Le temps jusqu’à la progression était significativement plus long et le taux de réponse significativement plus élevé pour le létrozole, indépendamment du fait qu’un traitement anti-oestrogène adjuvant ait été administré ou non. Le temps jusqu’à la progression était significativement plus long pour le létrozole, quel que soit le site dominant de la maladie. Le temps médian jusqu’à la progression était de 12,1 mois pour le létrozole et de 6,4 mois pour le tamoxifène chez les patientes présentant uniquement une maladie des tissus mous, et de 8,3 mois pour le létrozole et de 4,6 mois pour le tamoxifène chez les patientes présentant des métastases viscérales.

La conception de l’étude permettait aux patientes de passer à l’autre traitement en cas de progression ou d’abandonner l’étude. Environ 50 % des patientes sont passées dans le bras de traitement opposé et le croisement était pratiquement terminé à 36 mois. Le délai médian de transition était de 17 mois (Letrozole vers tamoxifène) et de 13 mois (tamoxifène vers Letrozole).

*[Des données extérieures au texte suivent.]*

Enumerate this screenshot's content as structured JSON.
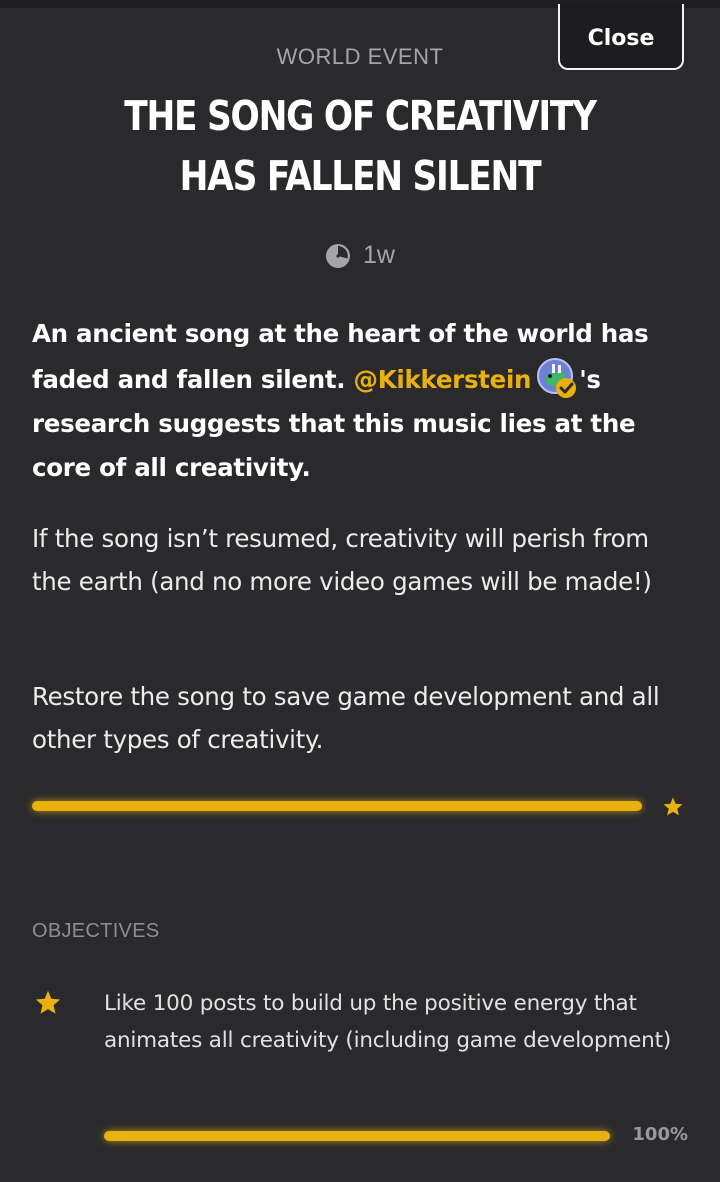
{
  "header": {
    "close_label": "Close",
    "eyebrow": "WORLD EVENT",
    "title": "THE SONG OF CREATIVITY HAS FALLEN SILENT",
    "time_ago": "1w"
  },
  "description": {
    "intro_before": "An ancient song at the heart of the world has faded and fallen silent. ",
    "mention": "@Kikkerstein",
    "intro_after": "'s research suggests that this music lies at the core of all creativity.",
    "paragraph_2": "If the song isn’t resumed, creativity will perish from the earth (and no more video games will be made!)",
    "paragraph_3": "Restore the song to save game development and all other types of creativity."
  },
  "event_progress": {
    "fraction": 1.0,
    "icon": "star-icon"
  },
  "objectives": {
    "header": "OBJECTIVES",
    "items": [
      {
        "icon": "star-icon",
        "text": "Like 100 posts to build up the positive energy that animates all creativity (including game development)",
        "progress_fraction": 1.0,
        "progress_label": "100%"
      }
    ]
  },
  "colors": {
    "background": "#2a2a2d",
    "accent": "#e8b10e",
    "muted_text": "#a6a6a8",
    "track": "#3a3a3d"
  }
}
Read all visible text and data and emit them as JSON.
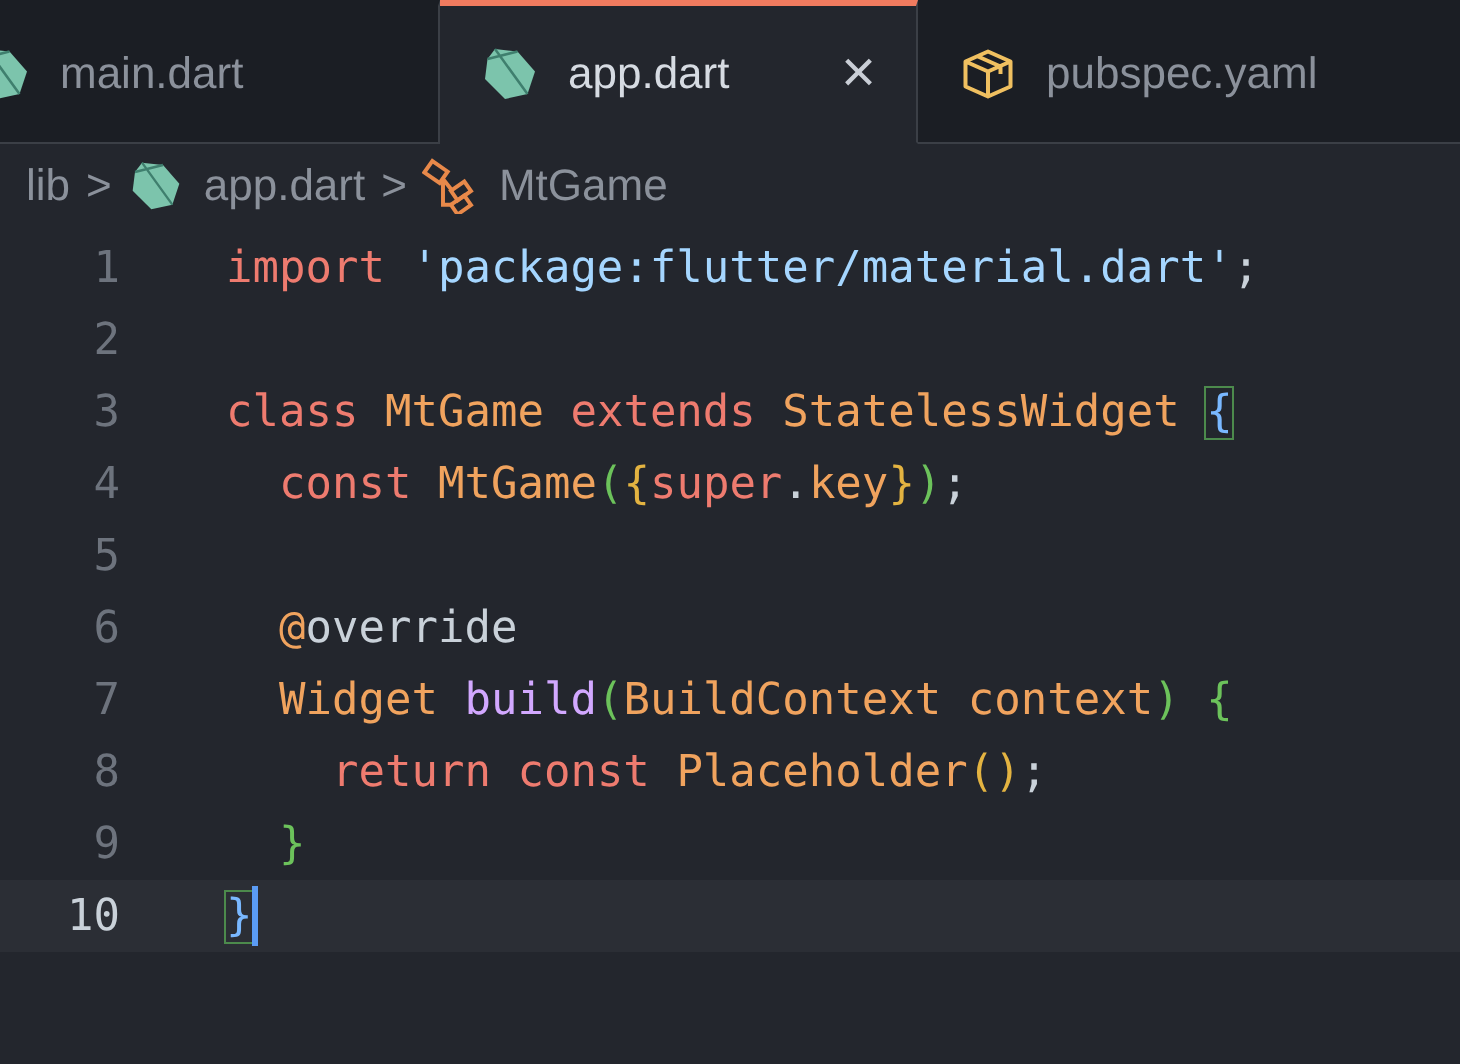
{
  "tabs": [
    {
      "label": "main.dart",
      "kind": "dart",
      "selected": false
    },
    {
      "label": "app.dart",
      "kind": "dart",
      "selected": true,
      "close": "×"
    },
    {
      "label": "pubspec.yaml",
      "kind": "package",
      "selected": false
    }
  ],
  "breadcrumb": [
    {
      "label": "lib",
      "kind": "folder"
    },
    {
      "label": "app.dart",
      "kind": "dart"
    },
    {
      "label": "MtGame",
      "kind": "class"
    }
  ],
  "breadcrumb_separator": ">",
  "lines": [
    {
      "number": "1",
      "current": false,
      "cursor": false,
      "tokens": [
        {
          "text": "import ",
          "color": "#ee7b6f"
        },
        {
          "text": "'package:flutter/material.dart'",
          "color": "#a5d6ff"
        },
        {
          "text": ";",
          "color": "#c9d1d9"
        }
      ]
    },
    {
      "number": "2",
      "current": false,
      "cursor": false
    },
    {
      "number": "3",
      "current": false,
      "cursor": false,
      "tokens": [
        {
          "text": "class ",
          "color": "#ee7b6f"
        },
        {
          "text": "MtGame ",
          "color": "#f0a35e"
        },
        {
          "text": "extends ",
          "color": "#ee7b6f"
        },
        {
          "text": "StatelessWidget ",
          "color": "#f0a35e"
        },
        {
          "text": "{",
          "color": "#79b8ff",
          "matched": true
        }
      ]
    },
    {
      "number": "4",
      "current": false,
      "cursor": false,
      "tokens": [
        {
          "text": "  const ",
          "color": "#ee7b6f"
        },
        {
          "text": "MtGame",
          "color": "#f0a35e"
        },
        {
          "text": "(",
          "color": "#6cc25b"
        },
        {
          "text": "{",
          "color": "#e3b341"
        },
        {
          "text": "super",
          "color": "#ee7b6f"
        },
        {
          "text": ".",
          "color": "#c9d1d9"
        },
        {
          "text": "key",
          "color": "#f0a35e"
        },
        {
          "text": "}",
          "color": "#e3b341"
        },
        {
          "text": ")",
          "color": "#6cc25b"
        },
        {
          "text": ";",
          "color": "#c9d1d9"
        }
      ]
    },
    {
      "number": "5",
      "current": false,
      "cursor": false
    },
    {
      "number": "6",
      "current": false,
      "cursor": false,
      "tokens": [
        {
          "text": "  @",
          "color": "#f0a35e"
        },
        {
          "text": "override",
          "color": "#c9d1d9"
        }
      ]
    },
    {
      "number": "7",
      "current": false,
      "cursor": false,
      "tokens": [
        {
          "text": "  Widget ",
          "color": "#f0a35e"
        },
        {
          "text": "build",
          "color": "#d2a8ff"
        },
        {
          "text": "(",
          "color": "#6cc25b"
        },
        {
          "text": "BuildContext ",
          "color": "#f0a35e"
        },
        {
          "text": "context",
          "color": "#f0a35e"
        },
        {
          "text": ") ",
          "color": "#6cc25b"
        },
        {
          "text": "{",
          "color": "#6cc25b"
        }
      ]
    },
    {
      "number": "8",
      "current": false,
      "cursor": false,
      "tokens": [
        {
          "text": "    return ",
          "color": "#ee7b6f"
        },
        {
          "text": "const ",
          "color": "#ee7b6f"
        },
        {
          "text": "Placeholder",
          "color": "#f0a35e"
        },
        {
          "text": "()",
          "color": "#e3b341"
        },
        {
          "text": ";",
          "color": "#c9d1d9"
        }
      ]
    },
    {
      "number": "9",
      "current": false,
      "cursor": false,
      "tokens": [
        {
          "text": "  }",
          "color": "#6cc25b"
        }
      ]
    },
    {
      "number": "10",
      "current": true,
      "cursor": true,
      "tokens": [
        {
          "text": "}",
          "color": "#79b8ff",
          "matched": true
        }
      ]
    }
  ]
}
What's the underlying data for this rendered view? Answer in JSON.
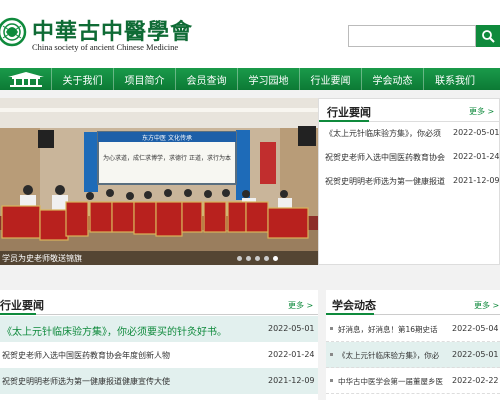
{
  "header": {
    "title": "中華古中醫學會",
    "subtitle": "China society of ancient Chinese Medicine",
    "search_placeholder": ""
  },
  "nav": {
    "items": [
      {
        "label": "关于我们"
      },
      {
        "label": "项目简介"
      },
      {
        "label": "会员查询"
      },
      {
        "label": "学习园地"
      },
      {
        "label": "行业要闻"
      },
      {
        "label": "学会动态"
      },
      {
        "label": "联系我们"
      }
    ]
  },
  "banner": {
    "caption": "学员为史老师敬送锦旗",
    "screen_title": "东方中医 文化传承",
    "screen_text": "为心求道，成仁求博学，求德行 正道，求行为本"
  },
  "top_news": {
    "title": "行业要闻",
    "more": "更多 >",
    "items": [
      {
        "title": "《太上元针临床验方集》，你必须",
        "date": "2022-05-01"
      },
      {
        "title": "祝贺史老师入选中国医药教育协会",
        "date": "2022-01-24"
      },
      {
        "title": "祝贺史明明老师选为第一健康报道",
        "date": "2021-12-09"
      }
    ]
  },
  "industry_news": {
    "title": "行业要闻",
    "more": "更多 >",
    "items": [
      {
        "title": "《太上元针临床验方集》，你必须要买的针灸好书。",
        "date": "2022-05-01"
      },
      {
        "title": "祝贺史老师入选中国医药教育协会年度创新人物",
        "date": "2022-01-24"
      },
      {
        "title": "祝贺史明明老师选为第一健康报道健康宣传大使",
        "date": "2021-12-09"
      }
    ]
  },
  "society_news": {
    "title": "学会动态",
    "more": "更多 >",
    "items": [
      {
        "title": "好消息，好消息！第16期史话",
        "date": "2022-05-04"
      },
      {
        "title": "《太上元针临床验方集》，你必",
        "date": "2022-05-01"
      },
      {
        "title": "中华古中医学会第一届董屋乡医",
        "date": "2022-02-22"
      }
    ]
  },
  "colors": {
    "brand_green": "#0f8a3c",
    "highlight_row": "#e2f0ee"
  }
}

Le traitement par Letrozole en première intention du cancer du sein avancé a permis d’obtenir une survie globale médiane de 34 mois contre 30 mois pour le tamoxifène (test logrank P=0,53, non significatif). L’absence d’avantage du létrozole sur la survie globale pourrait s’expliquer par la conception croisée de l’étude.

Traitement de deuxième intention

Deux essais cliniques bien contrôlés ont été menés, comparant deux doses de létrozole (0,5 mg et 2.5 mg) à l’acétate de mégestrol et à l’aminoglutéthimide, respectivement, chez des femmes ménopausées atteintes d’un cancer du sein avancé et précédemment traitées par des anti-oestrogènes.

Le délai de progression n’était pas significativement différent entre le létrozole 2,5 mg et l’acétate de mégestrol (P=0,07). Des différences statistiquement significatives ont été observées en faveur du létrozole 2,5 mg par rapport à l’acétate de mégestrol dans le taux de réponse tumorale objective globale (24 % vs 16 %, P=0,04), et dans le délai avant l’échec du traitement (P=0,04). La survie globale n’était pas significativement différente entre les 2 bras (P=0,2).

Dans la seconde étude, le taux de réponse n’était pas significativement différent entre le létrozole 2,5 mg et l’aminoglutéthimide (P=0,06). Le létrozole 2,5 mg était statistiquement supérieur à l’aminoglutéthimide pour le temps jusqu’à la progression (P=0,008), le temps jusqu’à l’échec du traitement (P=0,003) et la survie globale (P=0,002).

Cancer du sein chez l’homme

L’utilisation du létrozole chez les hommes atteints d’un cancer du sein n’a pas été étudiée.